In addition to the many hotly contested insurance and access-related provisions in the America's Healthy Future Act of 2009, the Chairman's Mark from Senator Baucus on behalf of the Senate Committee on Finance, released Wednesday, there is in the bill a section that addresses in a substantive way reform of the health care delivery system with a focus on quality.  Much of the underlying thinking in Title III of the bill, entitled "Improving the Quality and Efficiency of Health Care," draws from the Institute of Medicine's seminal publication in 2001 of Crossing the Quality Chasm.  Especially in Subtitle A, "Transforming the Health Care Delivery System" (pages 75 to 110), one can see the impact of the IOM's definition of quality as six aims: care that is safe, effective, efficient, patient-centered, equitable and timely. As a current member of the IOM's Board on Health Care Services, I am gratified to see these ideas captured in important proposed legislation.

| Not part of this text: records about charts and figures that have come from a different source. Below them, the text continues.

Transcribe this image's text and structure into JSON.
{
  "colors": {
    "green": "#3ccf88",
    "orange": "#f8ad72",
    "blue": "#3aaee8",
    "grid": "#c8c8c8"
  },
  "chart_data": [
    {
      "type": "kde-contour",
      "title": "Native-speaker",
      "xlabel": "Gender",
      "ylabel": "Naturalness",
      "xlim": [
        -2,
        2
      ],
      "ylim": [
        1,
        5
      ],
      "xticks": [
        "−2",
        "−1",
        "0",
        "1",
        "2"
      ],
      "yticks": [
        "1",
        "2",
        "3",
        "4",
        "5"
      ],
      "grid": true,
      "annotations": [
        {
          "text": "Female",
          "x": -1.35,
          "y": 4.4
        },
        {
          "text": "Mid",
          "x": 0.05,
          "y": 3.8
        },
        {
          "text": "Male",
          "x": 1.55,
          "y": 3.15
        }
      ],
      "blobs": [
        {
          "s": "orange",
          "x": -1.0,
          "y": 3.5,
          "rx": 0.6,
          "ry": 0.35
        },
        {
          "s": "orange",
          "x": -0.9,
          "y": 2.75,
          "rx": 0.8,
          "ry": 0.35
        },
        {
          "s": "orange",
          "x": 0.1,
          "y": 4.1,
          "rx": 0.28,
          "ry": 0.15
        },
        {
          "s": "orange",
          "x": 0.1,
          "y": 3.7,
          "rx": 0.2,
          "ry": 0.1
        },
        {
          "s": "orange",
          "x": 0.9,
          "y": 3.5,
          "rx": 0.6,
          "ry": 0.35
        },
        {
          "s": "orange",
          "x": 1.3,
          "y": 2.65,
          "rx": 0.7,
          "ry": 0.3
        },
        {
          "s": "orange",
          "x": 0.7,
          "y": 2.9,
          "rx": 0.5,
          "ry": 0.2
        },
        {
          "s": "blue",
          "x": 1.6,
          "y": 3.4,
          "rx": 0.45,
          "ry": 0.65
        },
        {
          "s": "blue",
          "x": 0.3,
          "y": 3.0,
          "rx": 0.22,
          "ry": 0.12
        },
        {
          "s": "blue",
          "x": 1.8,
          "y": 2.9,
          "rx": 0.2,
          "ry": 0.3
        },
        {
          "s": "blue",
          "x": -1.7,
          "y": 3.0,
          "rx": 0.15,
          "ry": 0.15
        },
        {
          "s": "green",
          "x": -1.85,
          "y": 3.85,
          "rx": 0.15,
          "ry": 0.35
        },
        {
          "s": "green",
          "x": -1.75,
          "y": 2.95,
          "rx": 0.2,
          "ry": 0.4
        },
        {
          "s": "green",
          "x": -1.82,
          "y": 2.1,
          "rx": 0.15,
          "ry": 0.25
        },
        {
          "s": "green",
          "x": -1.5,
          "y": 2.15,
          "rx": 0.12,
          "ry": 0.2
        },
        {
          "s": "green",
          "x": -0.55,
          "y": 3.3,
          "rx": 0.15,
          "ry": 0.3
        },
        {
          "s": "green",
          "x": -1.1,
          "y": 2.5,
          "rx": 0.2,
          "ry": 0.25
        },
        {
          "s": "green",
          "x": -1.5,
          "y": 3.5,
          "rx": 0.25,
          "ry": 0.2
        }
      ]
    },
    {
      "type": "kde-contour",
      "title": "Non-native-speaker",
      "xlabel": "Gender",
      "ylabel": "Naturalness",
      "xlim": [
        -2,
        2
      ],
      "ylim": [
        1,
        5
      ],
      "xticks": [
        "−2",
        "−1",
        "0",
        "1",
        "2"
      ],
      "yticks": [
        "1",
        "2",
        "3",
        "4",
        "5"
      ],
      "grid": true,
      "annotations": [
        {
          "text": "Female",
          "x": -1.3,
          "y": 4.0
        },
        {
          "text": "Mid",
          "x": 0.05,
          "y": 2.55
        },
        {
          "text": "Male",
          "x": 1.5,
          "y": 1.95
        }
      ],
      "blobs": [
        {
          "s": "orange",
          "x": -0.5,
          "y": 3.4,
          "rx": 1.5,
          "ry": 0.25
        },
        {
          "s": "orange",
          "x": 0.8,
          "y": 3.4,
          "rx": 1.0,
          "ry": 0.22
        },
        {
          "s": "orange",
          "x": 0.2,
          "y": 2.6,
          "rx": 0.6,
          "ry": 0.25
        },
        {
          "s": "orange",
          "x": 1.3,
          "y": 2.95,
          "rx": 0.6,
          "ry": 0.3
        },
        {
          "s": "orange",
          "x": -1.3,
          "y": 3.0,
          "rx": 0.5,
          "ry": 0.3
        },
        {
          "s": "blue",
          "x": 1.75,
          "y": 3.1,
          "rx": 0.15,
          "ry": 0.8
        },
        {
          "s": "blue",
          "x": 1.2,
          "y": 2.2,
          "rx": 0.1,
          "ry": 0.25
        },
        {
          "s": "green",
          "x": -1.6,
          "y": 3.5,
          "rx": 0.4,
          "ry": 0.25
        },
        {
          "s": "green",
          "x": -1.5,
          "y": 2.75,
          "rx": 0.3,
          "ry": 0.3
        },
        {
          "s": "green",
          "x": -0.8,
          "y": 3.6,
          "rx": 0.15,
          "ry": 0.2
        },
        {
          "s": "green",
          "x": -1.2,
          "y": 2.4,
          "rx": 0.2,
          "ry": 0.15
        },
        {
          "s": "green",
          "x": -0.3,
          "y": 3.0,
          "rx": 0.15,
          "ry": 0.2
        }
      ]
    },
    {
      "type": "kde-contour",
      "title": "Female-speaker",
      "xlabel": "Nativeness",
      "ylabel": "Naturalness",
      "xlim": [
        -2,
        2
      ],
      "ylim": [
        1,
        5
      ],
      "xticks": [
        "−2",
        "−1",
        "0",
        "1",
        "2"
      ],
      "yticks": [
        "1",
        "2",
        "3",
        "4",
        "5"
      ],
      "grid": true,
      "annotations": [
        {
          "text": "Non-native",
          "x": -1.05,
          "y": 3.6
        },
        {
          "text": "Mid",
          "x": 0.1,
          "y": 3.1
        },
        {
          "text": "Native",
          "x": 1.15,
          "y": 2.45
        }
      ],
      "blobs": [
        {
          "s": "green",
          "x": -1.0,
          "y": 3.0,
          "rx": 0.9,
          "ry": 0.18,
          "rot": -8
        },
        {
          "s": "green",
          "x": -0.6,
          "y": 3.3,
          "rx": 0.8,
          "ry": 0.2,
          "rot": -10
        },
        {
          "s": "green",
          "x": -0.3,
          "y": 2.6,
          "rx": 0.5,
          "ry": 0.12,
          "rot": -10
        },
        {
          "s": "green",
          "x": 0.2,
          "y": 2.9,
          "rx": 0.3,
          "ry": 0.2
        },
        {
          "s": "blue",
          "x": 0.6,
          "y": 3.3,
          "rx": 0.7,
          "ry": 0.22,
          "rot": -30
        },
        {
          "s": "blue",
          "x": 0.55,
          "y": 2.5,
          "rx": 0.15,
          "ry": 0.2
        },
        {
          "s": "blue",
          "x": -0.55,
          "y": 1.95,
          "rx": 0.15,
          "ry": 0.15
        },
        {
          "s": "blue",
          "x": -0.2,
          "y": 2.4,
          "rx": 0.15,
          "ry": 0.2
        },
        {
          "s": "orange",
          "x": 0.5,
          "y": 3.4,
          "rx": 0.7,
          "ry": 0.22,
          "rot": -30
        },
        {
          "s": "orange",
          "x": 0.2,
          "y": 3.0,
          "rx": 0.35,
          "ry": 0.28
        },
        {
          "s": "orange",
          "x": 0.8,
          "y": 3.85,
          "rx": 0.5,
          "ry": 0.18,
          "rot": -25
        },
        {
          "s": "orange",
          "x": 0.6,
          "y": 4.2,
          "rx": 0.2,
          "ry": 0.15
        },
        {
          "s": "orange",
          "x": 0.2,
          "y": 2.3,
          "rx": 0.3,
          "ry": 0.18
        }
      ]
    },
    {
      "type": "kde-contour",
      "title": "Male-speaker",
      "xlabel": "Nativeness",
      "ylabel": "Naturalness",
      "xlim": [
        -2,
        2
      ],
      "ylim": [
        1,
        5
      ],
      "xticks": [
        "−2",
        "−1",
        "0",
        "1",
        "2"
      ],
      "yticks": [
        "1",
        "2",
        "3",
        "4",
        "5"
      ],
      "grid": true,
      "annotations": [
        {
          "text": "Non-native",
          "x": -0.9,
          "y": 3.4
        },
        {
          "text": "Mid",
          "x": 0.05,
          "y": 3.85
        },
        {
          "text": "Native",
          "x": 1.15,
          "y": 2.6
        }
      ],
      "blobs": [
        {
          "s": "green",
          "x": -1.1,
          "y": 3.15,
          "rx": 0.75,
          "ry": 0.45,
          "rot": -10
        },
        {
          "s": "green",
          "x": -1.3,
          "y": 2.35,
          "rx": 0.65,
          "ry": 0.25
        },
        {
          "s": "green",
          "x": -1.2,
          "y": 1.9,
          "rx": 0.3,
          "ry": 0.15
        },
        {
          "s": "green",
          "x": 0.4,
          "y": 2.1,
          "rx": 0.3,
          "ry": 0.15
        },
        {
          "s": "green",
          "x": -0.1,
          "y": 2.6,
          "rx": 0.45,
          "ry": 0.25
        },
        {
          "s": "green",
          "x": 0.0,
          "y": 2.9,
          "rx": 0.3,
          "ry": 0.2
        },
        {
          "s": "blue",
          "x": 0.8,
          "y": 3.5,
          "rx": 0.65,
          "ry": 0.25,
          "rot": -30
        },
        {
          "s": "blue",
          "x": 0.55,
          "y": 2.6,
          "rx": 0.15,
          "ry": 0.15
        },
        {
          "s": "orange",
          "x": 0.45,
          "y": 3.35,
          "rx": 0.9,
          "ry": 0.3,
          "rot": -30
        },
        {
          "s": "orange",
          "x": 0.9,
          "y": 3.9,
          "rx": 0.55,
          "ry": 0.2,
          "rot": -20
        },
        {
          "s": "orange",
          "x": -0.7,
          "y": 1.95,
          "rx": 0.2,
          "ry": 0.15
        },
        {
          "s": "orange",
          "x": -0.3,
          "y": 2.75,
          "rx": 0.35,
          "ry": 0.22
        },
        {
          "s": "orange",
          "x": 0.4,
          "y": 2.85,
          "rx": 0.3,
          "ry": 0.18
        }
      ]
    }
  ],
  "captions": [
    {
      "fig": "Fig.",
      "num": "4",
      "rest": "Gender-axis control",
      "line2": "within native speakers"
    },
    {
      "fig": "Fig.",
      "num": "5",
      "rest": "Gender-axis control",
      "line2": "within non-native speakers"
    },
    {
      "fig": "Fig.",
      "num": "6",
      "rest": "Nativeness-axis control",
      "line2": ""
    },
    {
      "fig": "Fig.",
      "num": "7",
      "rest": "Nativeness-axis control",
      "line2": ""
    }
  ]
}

In Title III, there are the following key provisions with important long-term implications for health care providers:

·         A hospital value-based purchasing program in Medicare that moves beyond pay-for-reporting on quality measures to paying for hospitals' actual performance on those measures;

·         A charge to the Secretary of HHS to establish a national quality improvement strategy, which would, among other things, address improvements in patient safety, health outcomes, disparities, effectiveness, efficiency and patient-centeredness;

·         Recognition of Accountable Care Organizations, which, beginning in 2012, would be allowed to qualify for incentive bonus payments; among other requirements, an ACO would have to have a formal legal structure to allow it to receive bonuses and distribute them to participating providers;

·         Formation at CMS of an Innovation Center that would be required to test and evaluate patient-centered delivery and payment models;

·         The establishment of a bundled payment pilot program involving multiple providers to cover costs across the continuum of care and entire episodes of care; if the pilot is successful, it would be made a permanent part of the Medicare program;

·         Beginning in 2013, reductions in Medicare payments to hospitals with preventable readmissions above a threshold based on appropriate evidence-based measures.

There is much more content in Title III, but the above gives a flavor.  If passed, these sorts of provisions can help advance the quality of our delivery system enormously.  I think that they have bipartisan support.  And I think they have a chance of surviving any final bill that might get passed. If so, a period of expedited innovation, clinical integration and sharing of best practices in quality health care realistically could result. We may look back in several years at this Fall of 2009 as a moment of transformation in our delivery system.